Orbital – Wonky

am

Acht Jahre nach ihrer letzten Platte, dem „Blue Album“, und 23 Jahre nach ihrer ersten Single veröffentlichen Phil und Paul Hartnoll aka Orbital dieser Tage „Wonky“. Die beiden Electro-Maximalisten präsentieren auf diesem, ihrem nunmehr achten Album klassischen, massen- und festivalkompatiblen Electro. Einerseits steht dabei der Beat, die Ekstase im Mittelpunkt, andererseits aber versuchen sie, die Melodie zu ihrem Recht kommen zu lassen. Dabei gelingt dann manches – oder fast alles – in gewissem Maße unnötig seicht, die Stücke vermögen aber immer ihre Effektivität zu wahren. Während „Wonky“ im Grunde klassisch rave-orientiert – oder auch klassisch Orbital – daherkommt, ignorieren die Hartnolls nicht die Entwicklungen der elektronischen (Pop-)Musik und schaffen so eine durchaus unterhaltsame und vielfältige Platte.

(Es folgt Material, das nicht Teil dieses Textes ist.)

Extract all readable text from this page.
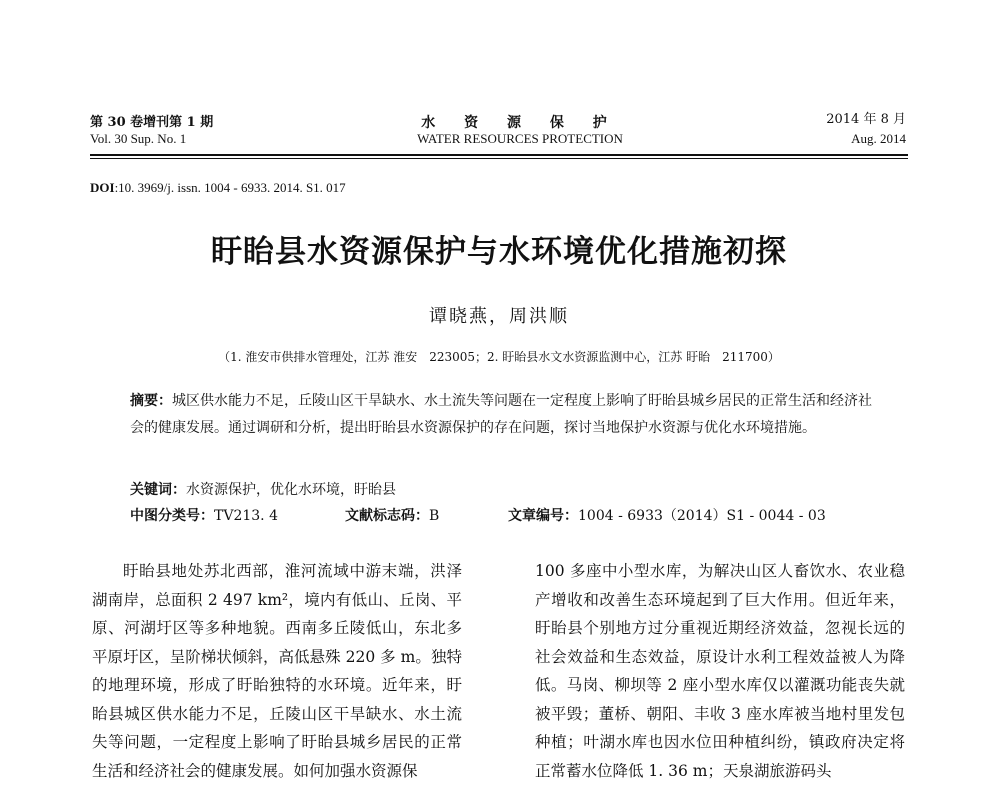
第 30 卷增刊第 1 期
Vol. 30 Sup. No. 1
水 资 源 保 护
WATER RESOURCES PROTECTION
2014 年 8 月
Aug. 2014
DOI:10. 3969/j. issn. 1004 - 6933. 2014. S1. 017
盱眙县水资源保护与水环境优化措施初探
谭晓燕，周洪顺
（1. 淮安市供排水管理处，江苏 淮安　223005；2. 盱眙县水文水资源监测中心，江苏 盱眙　211700）
摘要：城区供水能力不足，丘陵山区干旱缺水、水土流失等问题在一定程度上影响了盱眙县城乡居民的正常生活和经济社会的健康发展。通过调研和分析，提出盱眙县水资源保护的存在问题，探讨当地保护水资源与优化水环境措施。
关键词：水资源保护，优化水环境，盱眙县
中图分类号：TV213. 4	文献标志码：B	文章编号：1004 - 6933（2014）S1 - 0044 - 03
盱眙县地处苏北西部，淮河流域中游末端，洪泽湖南岸，总面积 2 497 km²，境内有低山、丘岗、平原、河湖圩区等多种地貌。西南多丘陵低山，东北多平原圩区，呈阶梯状倾斜，高低悬殊 220 多 m。独特的地理环境，形成了盱眙独特的水环境。近年来，盱眙县城区供水能力不足，丘陵山区干旱缺水、水土流失等问题，一定程度上影响了盱眙县城乡居民的正常生活和经济社会的健康发展。如何加强水资源保
100 多座中小型水库，为解决山区人畜饮水、农业稳产增收和改善生态环境起到了巨大作用。但近年来，盱眙县个别地方过分重视近期经济效益，忽视长远的社会效益和生态效益，原设计水利工程效益被人为降低。马岗、柳坝等 2 座小型水库仅以灌溉功能丧失就被平毁；董桥、朝阳、丰收 3 座水库被当地村里发包种植；叶湖水库也因水位田种植纠纷，镇政府决定将正常蓄水位降低 1. 36 m；天泉湖旅游码头
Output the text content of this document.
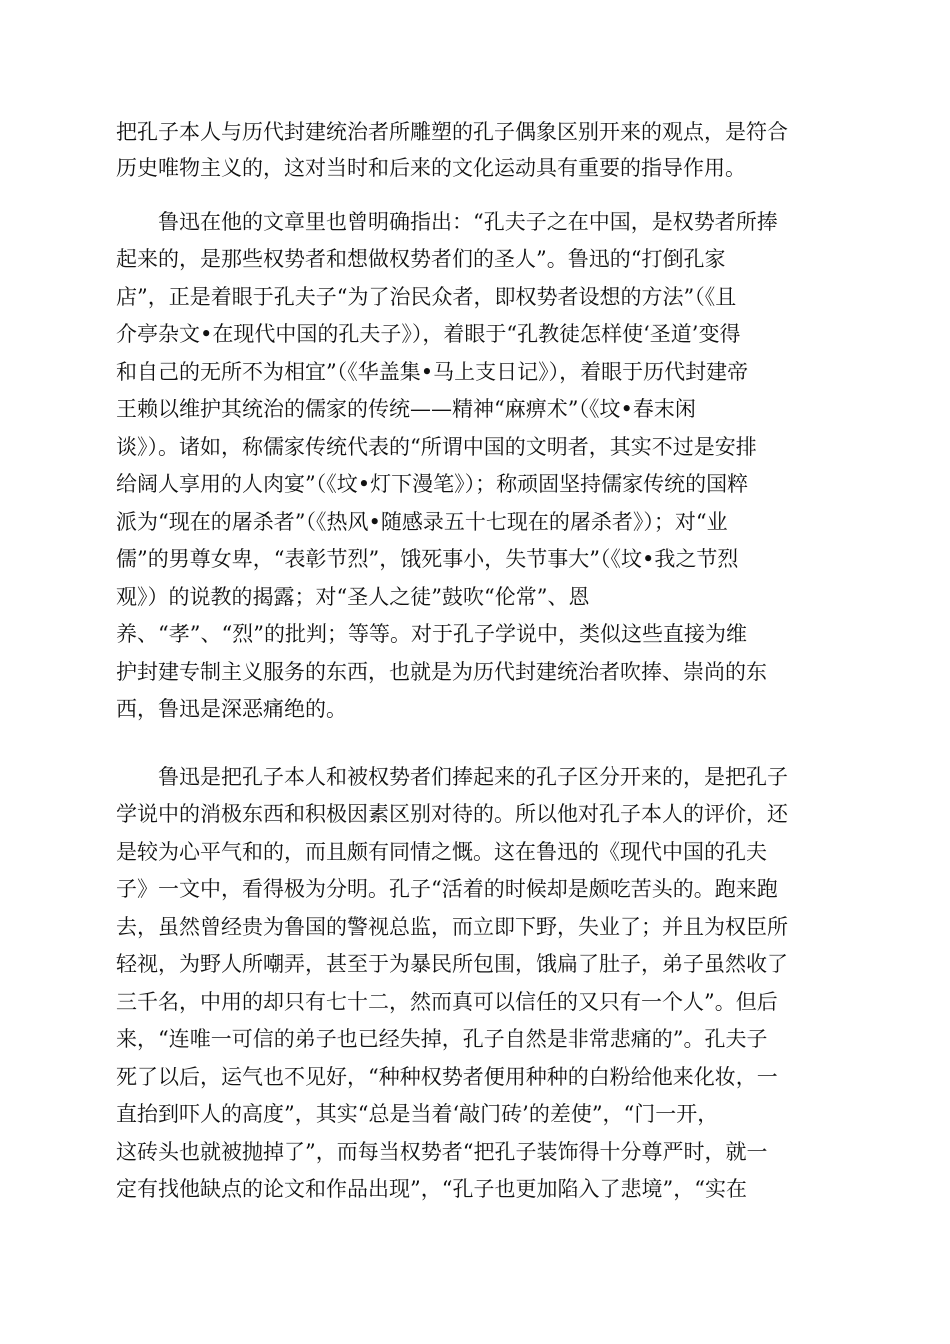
把孔子本人与历代封建统治者所雕塑的孔子偶象区别开来的观点，是符合
历史唯物主义的，这对当时和后来的文化运动具有重要的指导作用。
　　鲁迅在他的文章里也曾明确指出：“孔夫子之在中国，是权势者所捧
起来的，是那些权势者和想做权势者们的圣人”。鲁迅的“打倒孔家
店”，正是着眼于孔夫子“为了治民众者，即权势者设想的方法”（《且
介亭杂文•在现代中国的孔夫子》），着眼于“孔教徒怎样使‘圣道’变得
和自己的无所不为相宜”（《华盖集•马上支日记》），着眼于历代封建帝
王赖以维护其统治的儒家的传统——精神“麻痹术”（《坟•春末闲
谈》）。诸如，称儒家传统代表的“所谓中国的文明者，其实不过是安排
给阔人享用的人肉宴”（《坟•灯下漫笔》）；称顽固坚持儒家传统的国粹
派为“现在的屠杀者”（《热风•随感录五十七现在的屠杀者》）；对“业
儒”的男尊女卑，“表彰节烈”，饿死事小，失节事大”（《坟•我之节烈
观》）的说教的揭露；对“圣人之徒”鼓吹“伦常”、恩
养、“孝”、“烈”的批判；等等。对于孔子学说中，类似这些直接为维
护封建专制主义服务的东西，也就是为历代封建统治者吹捧、崇尚的东
西，鲁迅是深恶痛绝的。
　　鲁迅是把孔子本人和被权势者们捧起来的孔子区分开来的，是把孔子
学说中的消极东西和积极因素区别对待的。所以他对孔子本人的评价，还
是较为心平气和的，而且颇有同情之慨。这在鲁迅的《现代中国的孔夫
子》一文中，看得极为分明。孔子“活着的时候却是颇吃苦头的。跑来跑
去，虽然曾经贵为鲁国的警视总监，而立即下野，失业了；并且为权臣所
轻视，为野人所嘲弄，甚至于为暴民所包围，饿扁了肚子，弟子虽然收了
三千名，中用的却只有七十二，然而真可以信任的又只有一个人”。但后
来，“连唯一可信的弟子也已经失掉，孔子自然是非常悲痛的”。孔夫子
死了以后，运气也不见好，“种种权势者便用种种的白粉给他来化妆，一
直抬到吓人的高度”，其实“总是当着‘敲门砖’的差使”，“门一开，
这砖头也就被抛掉了”，而每当权势者“把孔子装饰得十分尊严时，就一
定有找他缺点的论文和作品出现”，“孔子也更加陷入了悲境”，“实在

Zu Beginn überwiegt das Ohrenfreundliche und unauffällig freundlich hüpfend Ravende, doch nach und nach erweitern die Hartnolls die Dimension von „Wonky“. Gen Ende erklingt im Titeltrack dann sogar extremer Rave-Garage, irgendwo zwischen Skrillex und Ghettotech. Das ist ziemlich nervig, aber auch sicherlich effektiv. Altmodischere Breakbeats erklingen dagegen in „Beelzedub“, dessen Qualität ebenfalls nur – oder immerhin – bedingt zu würdigen ist. Ähnlich einschränkendes Lob verdient der ungemein effektiv inszenierte Electro von „Distractions“, der sich am Ende etwas langatmig streckt.

Orbital präsentieren auf „Wonky“ jedoch auch Tracks, die über jeden Zweifel erhaben sind. Dazu gehören der hymnisch-energetische Synthiepop „New France“, der sich vor M83 (und deren Vorgängern) verneigt und zu dem Nika Roza Danilova (Zola Jesus) Vocals beisteuert. Auch der klassische Rave von „Stringy Acid“ ist in seiner glitzernden Schönheit ein Albumhöhepunkt, ebenso wie das abschließende „Where Is It Going?“. Diese klassische Techno-Pop-Hymne im Stile eben Orbitals oder auch Underworlds funktioniert dank des effektiven Spins nicht nur auf dem Festival, sondern setzt auch im kleinen Rahmen – zuhause – Glückshormone frei.

„Wonky“ ist sicherlich kein Meisterwerk, aber eine kleine, ehrliche Platte, die in ihrem vielfältigen Charakter und in ihrer Eingängigkeit ungemein überzeugt. Orbital präsentieren ihren Electro hier mit einem Ohr in der Vergangenheit und mit einem Ohr an den Bedürfnissen des Pop-Publikums. Das weiß einfach nur zu gefallen.